News & Events

Speaking out for residents

August 18, 2017

OCAV continues to make submissions on issues that are critical to the well-being of older Victorians in need. Over the past month, the Association has made submissions to the Australian Aged Care Quality Agency (AACQA) and Productivity Commission.

 

OCAV has rejected the AACQA’s plans to charge operators to conduct annual unannounced spot checks. Its view is in line with other industry providers and aged care peak organisations.

 

Phillip Wohlers, CEO of OCAV, said: “The changes are inappropriate, unreasonable and a significant cost burden.”

 

He said the charges, announced in the 2015-2016 Federal Budget, would cost the sector around $11 million annually. The Federal Government has already announced its intention to explore the introduction of private accreditation services under a market-based approach.

 

“We believe that these charges could threaten the independence of the accreditation process,” Mr Wohlers said.

 

“Given the multiple reviews and activities around compliance and accreditation that are already underway, now is not the time to introduce cost recovery,” he added.

 

The AACQA is yet to release submissions publicly, citing confidentiality. OCAV’s submission can be found here.

 

OCAV has also commented on proposed reforms to end of life care in the Productivity Commission’s draft report on Introducing Competition and Informed User Choice in Human Services: Reforms to Human Services.

 

The Association warns that a recommendation to introduce a new Medicare item number to enable nurses to facilitate Advance Care Planning (ACP) is not sensible.

 

“We believe that this would be best achieved by GPs rather than nurses working in an aged care facility,” Phillip Wohlers said. “There could be potential for elder abuse, especially if there is a close relationship between the nurse and person in palliation.”

 

Mr Wohlers said that conversations about advance care planning should take place well ahead of end of life care, especially for people living with dementia.

 

“Entry to aged care is often a stressful time for both the resident and family, and often the resident is beyond making ACP decisions when they move into aged care,” he said.

 

OCAV supports the recommendation that people with a preference to die at home should be able to access support from community based palliative care services. However, as Phillip Wohlers says, without 24-hour care in place, it could be problematic and funding for services would have to be increased.

 

OCAV develops a care plan for each resident as soon as they step through the doors of its aged care facility. The plan includes their wishes for end of life. In the past year 12 patients were palliated at Liscombe House, and only two went to a hospital where they died. Few people leave the aged care facility to die, a fact that defies the national trend.

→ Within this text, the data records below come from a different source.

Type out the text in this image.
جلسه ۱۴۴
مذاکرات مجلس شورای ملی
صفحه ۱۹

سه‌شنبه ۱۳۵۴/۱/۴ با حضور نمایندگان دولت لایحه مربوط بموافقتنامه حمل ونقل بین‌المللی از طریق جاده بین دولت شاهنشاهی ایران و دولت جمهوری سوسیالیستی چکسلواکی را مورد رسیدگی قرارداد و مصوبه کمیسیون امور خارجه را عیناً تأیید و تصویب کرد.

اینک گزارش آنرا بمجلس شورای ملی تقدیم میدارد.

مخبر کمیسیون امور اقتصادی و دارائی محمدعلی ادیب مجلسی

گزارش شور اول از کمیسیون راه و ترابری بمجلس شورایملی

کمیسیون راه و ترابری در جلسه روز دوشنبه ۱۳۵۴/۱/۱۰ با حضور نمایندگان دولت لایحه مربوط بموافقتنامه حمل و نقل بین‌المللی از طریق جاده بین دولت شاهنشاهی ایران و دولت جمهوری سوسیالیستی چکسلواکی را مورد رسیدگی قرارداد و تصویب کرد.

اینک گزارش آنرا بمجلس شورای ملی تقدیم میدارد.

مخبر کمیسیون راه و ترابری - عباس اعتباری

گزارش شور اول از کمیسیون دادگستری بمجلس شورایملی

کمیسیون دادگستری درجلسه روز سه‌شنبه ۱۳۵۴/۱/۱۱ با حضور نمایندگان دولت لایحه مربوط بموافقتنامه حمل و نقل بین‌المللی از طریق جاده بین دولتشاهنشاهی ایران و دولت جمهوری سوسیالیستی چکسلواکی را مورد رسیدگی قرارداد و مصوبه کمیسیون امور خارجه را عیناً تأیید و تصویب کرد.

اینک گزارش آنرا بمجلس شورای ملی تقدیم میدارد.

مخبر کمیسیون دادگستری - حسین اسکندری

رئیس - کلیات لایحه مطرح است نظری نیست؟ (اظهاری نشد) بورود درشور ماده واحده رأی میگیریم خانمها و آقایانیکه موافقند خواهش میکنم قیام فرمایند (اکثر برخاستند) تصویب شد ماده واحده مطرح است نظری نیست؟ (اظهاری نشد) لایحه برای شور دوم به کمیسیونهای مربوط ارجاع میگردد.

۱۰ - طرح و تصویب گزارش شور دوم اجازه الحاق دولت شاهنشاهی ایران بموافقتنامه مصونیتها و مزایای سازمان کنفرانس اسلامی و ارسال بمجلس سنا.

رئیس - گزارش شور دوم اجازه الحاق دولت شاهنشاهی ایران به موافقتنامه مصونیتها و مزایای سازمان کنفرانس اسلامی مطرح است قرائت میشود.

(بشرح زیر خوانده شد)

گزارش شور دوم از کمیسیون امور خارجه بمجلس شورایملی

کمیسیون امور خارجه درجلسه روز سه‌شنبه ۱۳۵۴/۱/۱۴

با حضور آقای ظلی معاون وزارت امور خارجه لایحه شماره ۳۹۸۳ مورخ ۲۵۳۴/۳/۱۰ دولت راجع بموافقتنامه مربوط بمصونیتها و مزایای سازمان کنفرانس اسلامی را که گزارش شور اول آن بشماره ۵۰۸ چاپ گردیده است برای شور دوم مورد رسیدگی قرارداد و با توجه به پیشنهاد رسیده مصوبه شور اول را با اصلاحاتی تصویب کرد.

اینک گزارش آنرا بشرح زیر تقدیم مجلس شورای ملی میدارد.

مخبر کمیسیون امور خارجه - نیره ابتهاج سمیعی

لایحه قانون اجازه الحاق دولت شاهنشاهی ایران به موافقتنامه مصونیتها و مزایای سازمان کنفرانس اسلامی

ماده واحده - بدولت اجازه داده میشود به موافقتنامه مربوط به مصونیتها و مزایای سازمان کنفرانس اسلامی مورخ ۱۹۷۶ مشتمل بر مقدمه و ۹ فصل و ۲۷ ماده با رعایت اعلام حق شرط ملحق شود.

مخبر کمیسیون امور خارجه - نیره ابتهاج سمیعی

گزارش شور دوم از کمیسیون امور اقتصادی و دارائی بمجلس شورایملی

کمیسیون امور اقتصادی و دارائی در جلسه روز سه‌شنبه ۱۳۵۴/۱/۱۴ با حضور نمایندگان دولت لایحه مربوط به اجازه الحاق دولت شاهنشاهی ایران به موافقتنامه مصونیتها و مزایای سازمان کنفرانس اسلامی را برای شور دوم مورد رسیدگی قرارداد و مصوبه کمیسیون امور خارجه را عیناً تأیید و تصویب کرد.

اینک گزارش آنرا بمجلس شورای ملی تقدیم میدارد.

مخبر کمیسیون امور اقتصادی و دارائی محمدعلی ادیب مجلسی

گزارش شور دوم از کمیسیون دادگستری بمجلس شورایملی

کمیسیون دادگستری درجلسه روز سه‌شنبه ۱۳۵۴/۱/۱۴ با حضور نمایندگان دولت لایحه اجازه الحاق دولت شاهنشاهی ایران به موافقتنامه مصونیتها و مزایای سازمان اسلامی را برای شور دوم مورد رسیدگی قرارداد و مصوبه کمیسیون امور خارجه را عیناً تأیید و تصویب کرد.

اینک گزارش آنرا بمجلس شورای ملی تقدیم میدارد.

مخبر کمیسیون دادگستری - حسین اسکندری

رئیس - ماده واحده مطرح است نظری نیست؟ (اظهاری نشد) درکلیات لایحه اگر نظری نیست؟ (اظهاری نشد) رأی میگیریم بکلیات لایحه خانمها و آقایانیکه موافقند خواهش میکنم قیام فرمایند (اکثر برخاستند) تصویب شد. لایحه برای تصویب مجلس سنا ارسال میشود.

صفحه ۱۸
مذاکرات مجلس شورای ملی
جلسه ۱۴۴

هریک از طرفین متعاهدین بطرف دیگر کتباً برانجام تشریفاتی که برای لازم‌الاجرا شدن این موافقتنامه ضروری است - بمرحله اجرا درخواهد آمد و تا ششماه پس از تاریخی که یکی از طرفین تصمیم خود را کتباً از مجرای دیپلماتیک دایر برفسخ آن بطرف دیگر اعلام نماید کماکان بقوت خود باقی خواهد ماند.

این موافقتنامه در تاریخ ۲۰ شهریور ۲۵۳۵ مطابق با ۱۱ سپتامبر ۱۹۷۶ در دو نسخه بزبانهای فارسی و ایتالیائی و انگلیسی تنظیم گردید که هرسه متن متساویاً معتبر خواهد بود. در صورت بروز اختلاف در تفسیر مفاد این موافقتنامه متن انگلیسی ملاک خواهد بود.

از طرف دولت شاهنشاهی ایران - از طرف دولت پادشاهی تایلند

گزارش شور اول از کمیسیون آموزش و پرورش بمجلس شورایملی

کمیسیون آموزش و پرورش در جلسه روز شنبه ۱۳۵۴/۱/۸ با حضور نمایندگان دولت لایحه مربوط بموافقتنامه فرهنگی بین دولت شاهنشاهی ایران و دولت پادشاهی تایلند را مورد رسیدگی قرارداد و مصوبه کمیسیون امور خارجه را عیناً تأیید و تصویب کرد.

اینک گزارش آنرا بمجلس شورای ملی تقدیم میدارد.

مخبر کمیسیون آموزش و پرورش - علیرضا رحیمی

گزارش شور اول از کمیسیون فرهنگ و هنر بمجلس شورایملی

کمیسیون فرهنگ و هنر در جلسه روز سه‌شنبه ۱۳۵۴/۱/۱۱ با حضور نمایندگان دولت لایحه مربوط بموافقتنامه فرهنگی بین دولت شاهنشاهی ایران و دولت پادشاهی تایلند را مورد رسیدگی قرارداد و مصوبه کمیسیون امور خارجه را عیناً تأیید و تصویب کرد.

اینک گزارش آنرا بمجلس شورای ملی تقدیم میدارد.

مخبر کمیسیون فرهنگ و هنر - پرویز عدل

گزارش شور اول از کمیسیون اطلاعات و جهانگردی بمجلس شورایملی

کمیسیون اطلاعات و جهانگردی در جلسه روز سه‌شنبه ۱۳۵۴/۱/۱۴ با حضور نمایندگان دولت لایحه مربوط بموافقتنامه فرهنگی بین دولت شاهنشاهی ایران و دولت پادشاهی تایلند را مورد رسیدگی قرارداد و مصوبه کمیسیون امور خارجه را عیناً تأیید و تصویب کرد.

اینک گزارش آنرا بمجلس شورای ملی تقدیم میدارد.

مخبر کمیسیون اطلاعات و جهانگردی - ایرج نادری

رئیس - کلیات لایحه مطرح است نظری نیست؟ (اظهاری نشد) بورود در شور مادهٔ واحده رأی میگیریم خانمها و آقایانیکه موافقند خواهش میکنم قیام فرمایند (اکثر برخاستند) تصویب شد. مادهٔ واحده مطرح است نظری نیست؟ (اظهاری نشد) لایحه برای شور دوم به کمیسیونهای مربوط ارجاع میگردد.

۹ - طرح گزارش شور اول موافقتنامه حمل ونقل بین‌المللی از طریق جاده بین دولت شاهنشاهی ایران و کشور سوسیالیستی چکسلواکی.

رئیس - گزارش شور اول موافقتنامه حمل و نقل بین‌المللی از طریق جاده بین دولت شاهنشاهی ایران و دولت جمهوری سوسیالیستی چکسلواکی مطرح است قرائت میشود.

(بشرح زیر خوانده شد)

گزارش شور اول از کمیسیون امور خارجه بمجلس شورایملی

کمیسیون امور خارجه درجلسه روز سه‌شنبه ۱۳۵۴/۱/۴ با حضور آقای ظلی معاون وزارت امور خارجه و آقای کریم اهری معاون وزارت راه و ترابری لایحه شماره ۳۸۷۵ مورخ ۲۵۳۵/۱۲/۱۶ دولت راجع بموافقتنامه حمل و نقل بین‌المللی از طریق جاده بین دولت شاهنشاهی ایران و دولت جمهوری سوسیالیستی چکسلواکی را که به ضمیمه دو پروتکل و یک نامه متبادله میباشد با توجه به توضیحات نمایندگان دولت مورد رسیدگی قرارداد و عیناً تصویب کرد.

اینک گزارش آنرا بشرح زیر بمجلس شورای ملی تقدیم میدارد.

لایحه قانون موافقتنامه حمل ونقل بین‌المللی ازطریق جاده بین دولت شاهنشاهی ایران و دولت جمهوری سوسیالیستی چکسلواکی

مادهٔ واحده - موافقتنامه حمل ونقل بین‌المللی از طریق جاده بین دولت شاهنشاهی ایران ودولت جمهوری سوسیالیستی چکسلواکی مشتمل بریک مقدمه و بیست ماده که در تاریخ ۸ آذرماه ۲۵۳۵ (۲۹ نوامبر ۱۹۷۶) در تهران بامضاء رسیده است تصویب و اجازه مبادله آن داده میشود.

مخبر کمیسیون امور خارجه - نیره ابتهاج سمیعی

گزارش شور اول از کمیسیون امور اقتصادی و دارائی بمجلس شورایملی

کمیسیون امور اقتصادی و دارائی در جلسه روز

During Palliative Care Week (May 21 to 28) figures from the Australian Institute of Health and Welfare (AIHW) revealed that hospitalisations for palliative care are growing faster than all hospitalisations. The figures also showed that, before their death, a greater proportion of people are accessing palliative care services in hospital. Between 2010-11 and 2014-15, palliative care-related hospitalisations rose by about 19%. This is greater than the 15% increase recorded for hospitalisations for all reasons over the same period.